December 15, 2017

Resolutions

I made resolutions. On new year days, on my birthdays. Sometimes on my son’s birthdays, or on the first of some month, even on Bengali new year days.

Most of them did not work. 

Resolutions are the promises we make to ourselves. I made promises to myself that I would exercise everyday, won’t eat sweets, complete my todos methodically, won’t waste my time, blah blah … 

I did not keep most of them. 

I once read: if we break promises to others as many times as we do to ourselves, they’d never talk to us. 

I will always talk to myself. I could take myself for granted. 

But aren't promises meant to be broken anyway?

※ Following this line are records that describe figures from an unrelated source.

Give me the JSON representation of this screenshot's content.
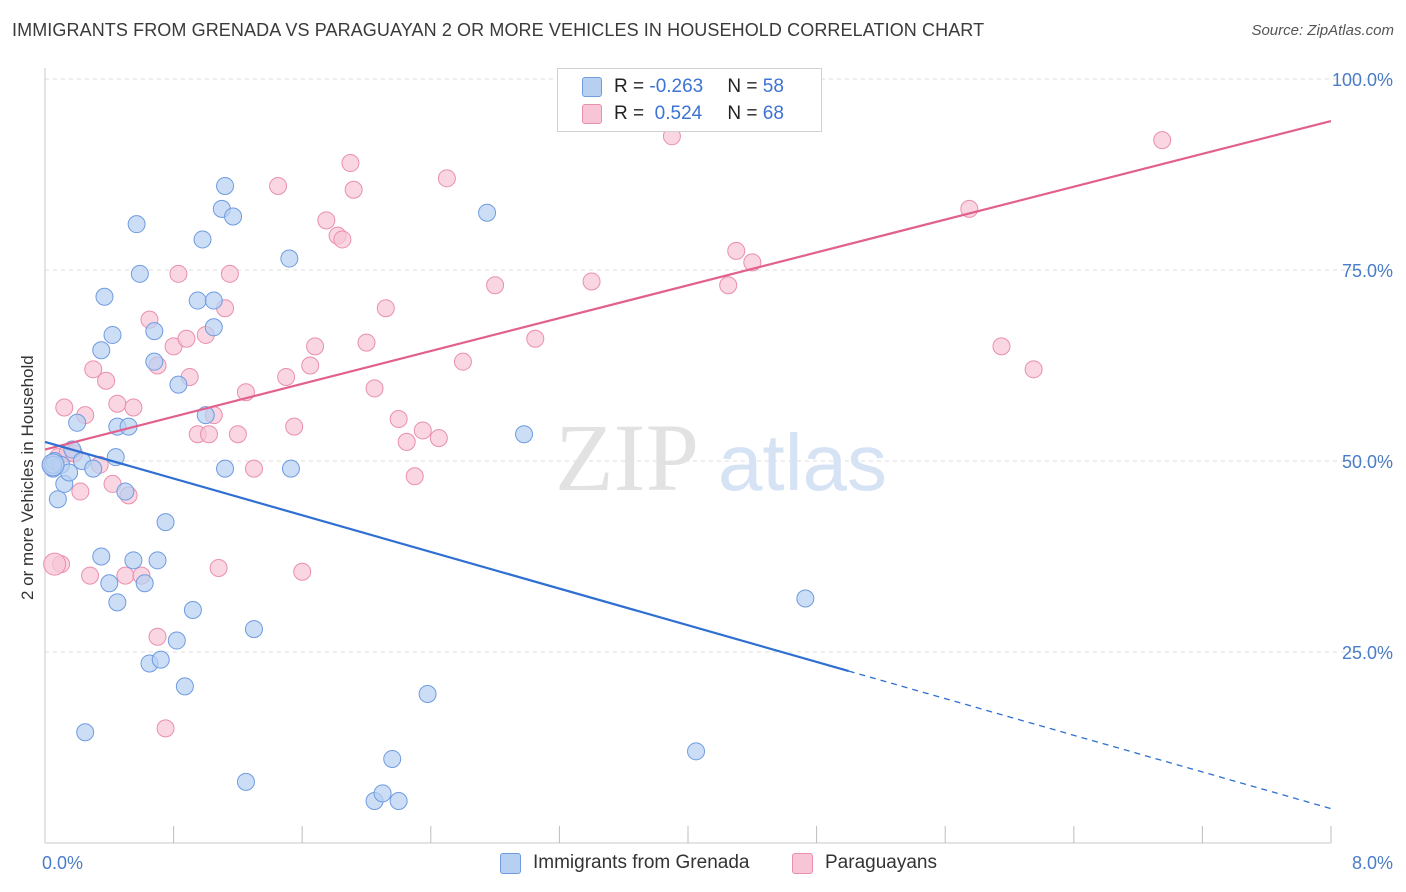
{
  "title": "IMMIGRANTS FROM GRENADA VS PARAGUAYAN 2 OR MORE VEHICLES IN HOUSEHOLD CORRELATION CHART",
  "source": "Source: ZipAtlas.com",
  "watermark": {
    "zip": "ZIP",
    "atlas": "atlas"
  },
  "colors": {
    "blue_fill": "#b7d0f2",
    "blue_stroke": "#6f9be0",
    "blue_line": "#2f6fd1",
    "pink_fill": "#f7c5d5",
    "pink_stroke": "#ea8fae",
    "pink_line": "#e2608e",
    "tick_text": "#4a7cc8",
    "grid": "#dcdcdc"
  },
  "legend": {
    "rows": [
      {
        "r_label": "R = ",
        "r_value": "-0.263",
        "n_label": "N = ",
        "n_value": "58"
      },
      {
        "r_label": "R = ",
        "r_value": " 0.524",
        "n_label": "N = ",
        "n_value": "68"
      }
    ]
  },
  "bottom_legend": [
    "Immigrants from Grenada",
    "Paraguayans"
  ],
  "chart_data": {
    "type": "scatter",
    "title": "IMMIGRANTS FROM GRENADA VS PARAGUAYAN 2 OR MORE VEHICLES IN HOUSEHOLD CORRELATION CHART",
    "xlabel": "",
    "ylabel": "2 or more Vehicles in Household",
    "xlim": [
      0,
      8
    ],
    "ylim": [
      0,
      100
    ],
    "x_tick_labels": [
      "0.0%",
      "8.0%"
    ],
    "y_tick_labels": [
      "25.0%",
      "50.0%",
      "75.0%",
      "100.0%"
    ],
    "y_tick_values": [
      25,
      50,
      75,
      100
    ],
    "x_minor_ticks": [
      0.8,
      1.6,
      2.4,
      3.2,
      4.0,
      4.8,
      5.6,
      6.4,
      7.2
    ],
    "grid": true,
    "legend_placement": "top-center",
    "series": [
      {
        "name": "Immigrants from Grenada",
        "color": "blue",
        "trend": {
          "x": [
            0.0,
            5.0
          ],
          "y": [
            52.5,
            22.5
          ],
          "dashed_extension_to": [
            8.0,
            4.5
          ]
        },
        "points": [
          [
            0.05,
            49.0
          ],
          [
            0.06,
            50.0
          ],
          [
            0.08,
            45.0
          ],
          [
            0.1,
            49.5
          ],
          [
            0.12,
            47.0
          ],
          [
            0.15,
            48.5
          ],
          [
            0.17,
            51.5
          ],
          [
            0.2,
            55.0
          ],
          [
            0.23,
            50.0
          ],
          [
            0.3,
            49.0
          ],
          [
            0.35,
            64.5
          ],
          [
            0.37,
            71.5
          ],
          [
            0.42,
            66.5
          ],
          [
            0.44,
            50.5
          ],
          [
            0.45,
            54.5
          ],
          [
            0.5,
            46.0
          ],
          [
            0.52,
            54.5
          ],
          [
            0.57,
            81.0
          ],
          [
            0.59,
            74.5
          ],
          [
            0.68,
            67.0
          ],
          [
            0.68,
            63.0
          ],
          [
            0.75,
            42.0
          ],
          [
            0.83,
            60.0
          ],
          [
            0.95,
            71.0
          ],
          [
            0.98,
            79.0
          ],
          [
            1.05,
            71.0
          ],
          [
            1.05,
            67.5
          ],
          [
            1.1,
            83.0
          ],
          [
            1.12,
            86.0
          ],
          [
            1.17,
            82.0
          ],
          [
            0.35,
            37.5
          ],
          [
            0.4,
            34.0
          ],
          [
            0.45,
            31.5
          ],
          [
            0.55,
            37.0
          ],
          [
            0.62,
            34.0
          ],
          [
            0.65,
            23.5
          ],
          [
            0.7,
            37.0
          ],
          [
            0.72,
            24.0
          ],
          [
            0.82,
            26.5
          ],
          [
            0.87,
            20.5
          ],
          [
            0.92,
            30.5
          ],
          [
            1.0,
            56.0
          ],
          [
            1.12,
            49.0
          ],
          [
            1.25,
            8.0
          ],
          [
            1.3,
            28.0
          ],
          [
            1.53,
            49.0
          ],
          [
            1.52,
            76.5
          ],
          [
            0.25,
            14.5
          ],
          [
            2.05,
            5.5
          ],
          [
            2.1,
            6.5
          ],
          [
            2.16,
            11.0
          ],
          [
            2.2,
            5.5
          ],
          [
            2.38,
            19.5
          ],
          [
            2.75,
            82.5
          ],
          [
            2.98,
            53.5
          ],
          [
            4.05,
            12.0
          ],
          [
            4.73,
            32.0
          ],
          [
            0.05,
            49.5
          ]
        ]
      },
      {
        "name": "Paraguayans",
        "color": "pink",
        "trend": {
          "x": [
            0.0,
            8.0
          ],
          "y": [
            51.5,
            94.5
          ]
        },
        "points": [
          [
            0.04,
            49.5
          ],
          [
            0.08,
            50.5
          ],
          [
            0.1,
            36.5
          ],
          [
            0.12,
            57.0
          ],
          [
            0.14,
            51.0
          ],
          [
            0.18,
            51.0
          ],
          [
            0.22,
            46.0
          ],
          [
            0.25,
            56.0
          ],
          [
            0.3,
            62.0
          ],
          [
            0.34,
            49.5
          ],
          [
            0.38,
            60.5
          ],
          [
            0.42,
            47.0
          ],
          [
            0.45,
            57.5
          ],
          [
            0.5,
            35.0
          ],
          [
            0.52,
            45.5
          ],
          [
            0.55,
            57.0
          ],
          [
            0.6,
            35.0
          ],
          [
            0.65,
            68.5
          ],
          [
            0.7,
            62.5
          ],
          [
            0.7,
            27.0
          ],
          [
            0.75,
            15.0
          ],
          [
            0.8,
            65.0
          ],
          [
            0.83,
            74.5
          ],
          [
            0.88,
            66.0
          ],
          [
            0.9,
            61.0
          ],
          [
            0.95,
            53.5
          ],
          [
            1.0,
            66.5
          ],
          [
            1.02,
            53.5
          ],
          [
            1.05,
            56.0
          ],
          [
            1.08,
            36.0
          ],
          [
            1.12,
            70.0
          ],
          [
            1.15,
            74.5
          ],
          [
            1.2,
            53.5
          ],
          [
            1.25,
            59.0
          ],
          [
            1.3,
            49.0
          ],
          [
            1.45,
            86.0
          ],
          [
            1.5,
            61.0
          ],
          [
            1.55,
            54.5
          ],
          [
            1.6,
            35.5
          ],
          [
            1.65,
            62.5
          ],
          [
            1.68,
            65.0
          ],
          [
            1.75,
            81.5
          ],
          [
            1.82,
            79.5
          ],
          [
            1.85,
            79.0
          ],
          [
            1.9,
            89.0
          ],
          [
            1.92,
            85.5
          ],
          [
            2.0,
            65.5
          ],
          [
            2.05,
            59.5
          ],
          [
            2.12,
            70.0
          ],
          [
            2.2,
            55.5
          ],
          [
            2.25,
            52.5
          ],
          [
            2.3,
            48.0
          ],
          [
            2.35,
            54.0
          ],
          [
            2.45,
            53.0
          ],
          [
            2.5,
            87.0
          ],
          [
            2.6,
            63.0
          ],
          [
            2.8,
            73.0
          ],
          [
            3.05,
            66.0
          ],
          [
            3.4,
            73.5
          ],
          [
            3.9,
            92.5
          ],
          [
            4.25,
            73.0
          ],
          [
            4.3,
            77.5
          ],
          [
            4.4,
            76.0
          ],
          [
            5.75,
            83.0
          ],
          [
            5.95,
            65.0
          ],
          [
            6.15,
            62.0
          ],
          [
            6.95,
            92.0
          ],
          [
            0.28,
            35.0
          ]
        ]
      }
    ]
  }
}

Promises are safeguards for things that someone may not do otherwise. In many cases, unlikely to do otherwise. Promises have “I may not” written all over them. If someone was going to do something anyway, you wouldn’t need him to make a promise about it. That’s why promises are doomed to be broken the moment they are made. Mostly, it is only a matter of time, depending on what is at stake. 

One time promises are easier to fulfil. My son made me promise that I would come home early that evening and play with him. Or, I would bring him his favorite toy. I would remember that, and I will take care to do that. But promises such as “I will always do it” or “I will never do it” are incredibly hard. 

The resolutions were promises on habits.  The always or never kind. They didn’t work. 

Perhaps, not making promises would work. Perhaps, knowing that resolutions don’t work would work. 

After all, if someone is likely to do something anyway, there is no need to make a promise about it.